お悩み別 Q&A  - 賃料の増額 ー

Q2. 賃料の減額を求められました。どのように対処すべきですか?

A. まず、契約書上賃料の見直しができる時期であるかを確認します。この点に問題がなければ減額の要請に理由があるか、地価動向などを基に判断して回答します。

【 解   説 】

 原則として、借主は賃料が不相当に高いと判断すれば、契約期間中であっても、賃料減額の請求をすることができます。ただし、契約書上で賃料を固定する期間を定めてある場合には、その期間内は減額請求が認められません。実務上、「契約当初5年間は賃料を据え置きとする」とか、「5年おきに賃料を見直す」等の文言が用いられることがあります。
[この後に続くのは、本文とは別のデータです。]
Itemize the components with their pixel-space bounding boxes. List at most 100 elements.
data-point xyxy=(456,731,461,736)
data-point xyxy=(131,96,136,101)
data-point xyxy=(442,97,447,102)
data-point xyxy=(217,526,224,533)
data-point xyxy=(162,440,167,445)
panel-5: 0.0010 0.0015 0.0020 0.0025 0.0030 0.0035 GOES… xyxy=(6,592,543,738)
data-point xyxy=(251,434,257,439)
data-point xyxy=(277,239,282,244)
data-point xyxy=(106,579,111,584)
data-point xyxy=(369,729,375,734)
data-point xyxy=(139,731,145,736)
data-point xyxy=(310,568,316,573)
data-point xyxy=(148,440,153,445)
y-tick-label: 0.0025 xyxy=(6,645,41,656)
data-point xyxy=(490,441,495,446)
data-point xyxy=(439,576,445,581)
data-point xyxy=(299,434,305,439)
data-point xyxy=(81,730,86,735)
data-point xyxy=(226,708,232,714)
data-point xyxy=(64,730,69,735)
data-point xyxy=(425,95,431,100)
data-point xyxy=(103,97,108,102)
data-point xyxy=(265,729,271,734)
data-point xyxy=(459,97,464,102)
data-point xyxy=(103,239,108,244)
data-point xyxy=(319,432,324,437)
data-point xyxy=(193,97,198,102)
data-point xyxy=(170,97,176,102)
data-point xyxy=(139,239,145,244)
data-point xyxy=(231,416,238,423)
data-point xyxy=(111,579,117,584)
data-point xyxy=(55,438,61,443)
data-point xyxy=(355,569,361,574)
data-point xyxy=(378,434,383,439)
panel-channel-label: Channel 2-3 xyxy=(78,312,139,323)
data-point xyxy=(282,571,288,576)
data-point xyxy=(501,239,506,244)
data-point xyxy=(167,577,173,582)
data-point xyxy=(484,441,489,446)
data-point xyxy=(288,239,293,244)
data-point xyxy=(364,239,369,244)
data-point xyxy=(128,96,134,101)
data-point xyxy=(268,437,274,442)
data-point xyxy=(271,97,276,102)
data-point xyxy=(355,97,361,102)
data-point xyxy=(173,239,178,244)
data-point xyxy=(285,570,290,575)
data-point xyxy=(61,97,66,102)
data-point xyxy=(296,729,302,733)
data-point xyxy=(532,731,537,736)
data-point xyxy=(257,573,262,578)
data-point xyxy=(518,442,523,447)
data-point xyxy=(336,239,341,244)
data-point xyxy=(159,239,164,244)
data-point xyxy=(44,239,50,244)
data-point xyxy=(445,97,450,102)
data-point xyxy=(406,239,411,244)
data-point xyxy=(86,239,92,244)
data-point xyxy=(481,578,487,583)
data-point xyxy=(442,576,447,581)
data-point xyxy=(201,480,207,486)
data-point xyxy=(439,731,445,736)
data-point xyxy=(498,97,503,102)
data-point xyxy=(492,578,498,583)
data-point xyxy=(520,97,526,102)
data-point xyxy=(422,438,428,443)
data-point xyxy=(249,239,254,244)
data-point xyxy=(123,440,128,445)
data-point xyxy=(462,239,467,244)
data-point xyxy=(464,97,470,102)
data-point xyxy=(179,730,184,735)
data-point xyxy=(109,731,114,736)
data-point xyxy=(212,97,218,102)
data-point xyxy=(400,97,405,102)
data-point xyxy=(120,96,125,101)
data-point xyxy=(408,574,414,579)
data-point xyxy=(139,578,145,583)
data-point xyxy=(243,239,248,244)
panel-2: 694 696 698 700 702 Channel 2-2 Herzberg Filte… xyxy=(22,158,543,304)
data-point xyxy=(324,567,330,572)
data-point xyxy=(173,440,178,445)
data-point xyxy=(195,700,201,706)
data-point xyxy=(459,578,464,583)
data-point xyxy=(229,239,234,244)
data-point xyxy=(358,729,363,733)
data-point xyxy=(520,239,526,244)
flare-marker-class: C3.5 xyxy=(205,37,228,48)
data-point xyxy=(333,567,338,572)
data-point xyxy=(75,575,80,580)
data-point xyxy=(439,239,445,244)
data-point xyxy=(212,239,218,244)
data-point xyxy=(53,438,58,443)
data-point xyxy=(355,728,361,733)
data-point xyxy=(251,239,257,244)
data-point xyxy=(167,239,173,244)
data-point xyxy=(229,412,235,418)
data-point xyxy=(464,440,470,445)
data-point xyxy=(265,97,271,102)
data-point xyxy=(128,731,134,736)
 このような文言がないとき、あるいは見直しの時期にあたっているときは、借主の申出に理由があるかどうか、検討する必要があります。借地、借家いずれの場合でも、地価がどちらに動いているかどうかは、賃料を考える上で大きな参考になります。また、借家の場合は、建物の老朽化具合も大きな判断要素になります。一般の方には適正賃料の算定は困難な面がありますので、弁護士にご相談されることが得策です。

 また、最近、借主から依頼を受けたとして、借主に替わって賃料減額交渉を求めてくる業者があります。しかし、法的紛争について弁護士以外の者が対価を得て代理することは弁護士法違反です。このような業者に対抗するにも、弁護士に委任されることが最善です。

 特に借地の場合、地価が大幅に下落したときに賃料減額要請を拒否してしまうと、反対に地価が上昇したときに、賃料増額の合意を得るのが難しくなります。あまり頻繁に賃料の増減を繰り返すのは煩雑ですが、借主との間で、地価が大きく動いたときには賃料を見直すという共通認識を持つことも重要と考えられます。